24. The method as claimed in claim 23 wherein said at least one stage is a second heating stage.

25. The method as claimed in claim 23 wherein said at least one stage is a temperature maintenance stage.

26. The method as claimed in claim 23 wherein up to four of each one at least one heating stage and at least one stage selected from the group consisting of a second heating stage and a temperature maintenance stage are present.

27. The method as claimed in claim 23 wherein said heating stage occurs in a heating pressurized combustor.

28. The method as claimed in claim 23 wherein an oxidation reaction occurs in said heating stage.

29. The method as claimed in claim 28 wherein heating gas formed in said heating pressurized combustor is fed to an atomizer along with a residual heavy oil feed.

30. The method as claimed in claim 29 wherein said residual heavy oil feed contains at least 25% of species having a boiling point great than 524° C.

31. The method as claimed in claim 30 wherein said residual heavy oil is partially hydrogenated prior to atomization.

32. The method as claimed in claim 23 wherein said atomized residual heavy oil feed is fed to a contactor and maintained for a residence time sufficient to convert the atomized residual heavy oil to distillates.

33. The method as claimed in claim 32 wherein reactions occurring in said contactor are at a temperature between 650° and 850° C.

34. The method as claimed in claim 32 wherein reaction products from said contactor are fed to an inertial vapor-liquid separator to separate said reaction products into vapor and liquid portions.

35. The method as claimed in claim 23 wherein said inertial vapor-liquid separator is a cyclone.

36. The method as claimed in claim 29 wherein remaining residual oil liquid is fed to said temperature maintenance stage.

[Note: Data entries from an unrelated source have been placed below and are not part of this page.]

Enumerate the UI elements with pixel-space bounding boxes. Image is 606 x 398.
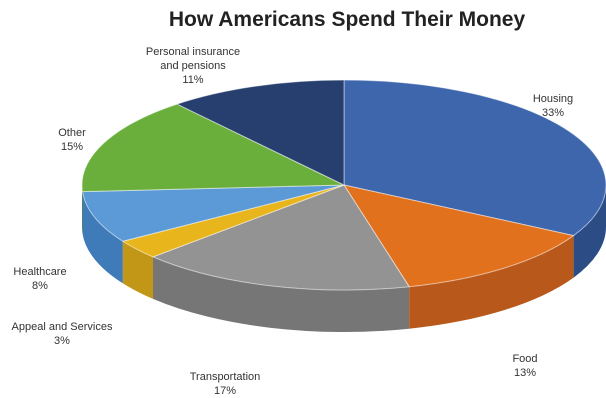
pie-slice-personal-insurance-and-pensions xyxy=(175,79,345,186)
slice-labels: Housing 33% Food 13% Transportation 17% Appeal… xyxy=(12,46,574,397)
pie-sides xyxy=(82,185,606,332)
slice-name: Healthcare xyxy=(13,266,66,278)
slice-label-other: Other 15% xyxy=(58,127,86,153)
slice-label-appeal-and-services: Appeal and Services 3% xyxy=(12,321,113,347)
pie-slices xyxy=(81,79,606,291)
slice-percent: 8% xyxy=(32,280,48,292)
chart-title: How Americans Spend Their Money xyxy=(169,8,526,31)
slice-name: Food xyxy=(512,353,537,365)
pie-slice-other xyxy=(81,103,345,193)
pie-side-other xyxy=(82,185,83,234)
slice-label-transportation: Transportation 17% xyxy=(190,371,261,397)
pie-slice-housing xyxy=(343,79,606,237)
pie-slice-food xyxy=(342,184,575,288)
slice-label-healthcare: Healthcare 8% xyxy=(13,266,66,292)
pie-slice-healthcare xyxy=(81,184,345,242)
slice-percent: 17% xyxy=(214,385,236,397)
slice-label-housing: Housing 33% xyxy=(533,93,573,119)
slice-percent: 13% xyxy=(514,367,536,379)
slice-name: Other xyxy=(58,127,86,139)
slice-percent: 15% xyxy=(61,141,83,153)
slice-percent: 3% xyxy=(54,335,70,347)
slice-percent: 33% xyxy=(542,107,564,119)
slice-percent: 11% xyxy=(182,74,203,86)
slice-name: Housing xyxy=(533,93,573,105)
slice-name: and pensions xyxy=(160,60,226,72)
slice-label-food: Food 13% xyxy=(512,353,537,379)
pie-side-housing xyxy=(573,185,606,278)
slice-name: Appeal and Services xyxy=(12,321,113,333)
pie-slice-transportation xyxy=(151,184,411,291)
pie-side-food xyxy=(409,235,574,329)
slice-label-personal-insurance-and-pensions: Personal insurance and pensions 11% xyxy=(146,46,240,86)
pie-side-healthcare xyxy=(82,191,123,284)
slice-name: Transportation xyxy=(190,371,261,383)
pie-side-transportation xyxy=(153,256,410,332)
slice-name: Personal insurance xyxy=(146,46,240,58)
pie-side-appeal-and-services xyxy=(122,241,154,299)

37. The method as claimed in claim 23 wherein said temperature maintenance stage is a reactor for cracking said residual oil liquid.

38. The method as claimed in claim 23 wherein said temperature maintenance stage is at a temperature of 1000° to 1600° C. and 2 to 10 bar.

39. The method as claimed in claim 23 wherein said cracked residual oil reaction products are fed to said inertial vapor-liquid separator containing the distillates.

40. The method as claimed in claim 32 wherein said cracked residual oil reaction products and distillates are separated into a liquid portion and a vapor portion.

41. The method as claimed in claim 23 wherein said atomizer is selected from the group consisting of conical and cylindrical convergent-divergent nozzle atomizers.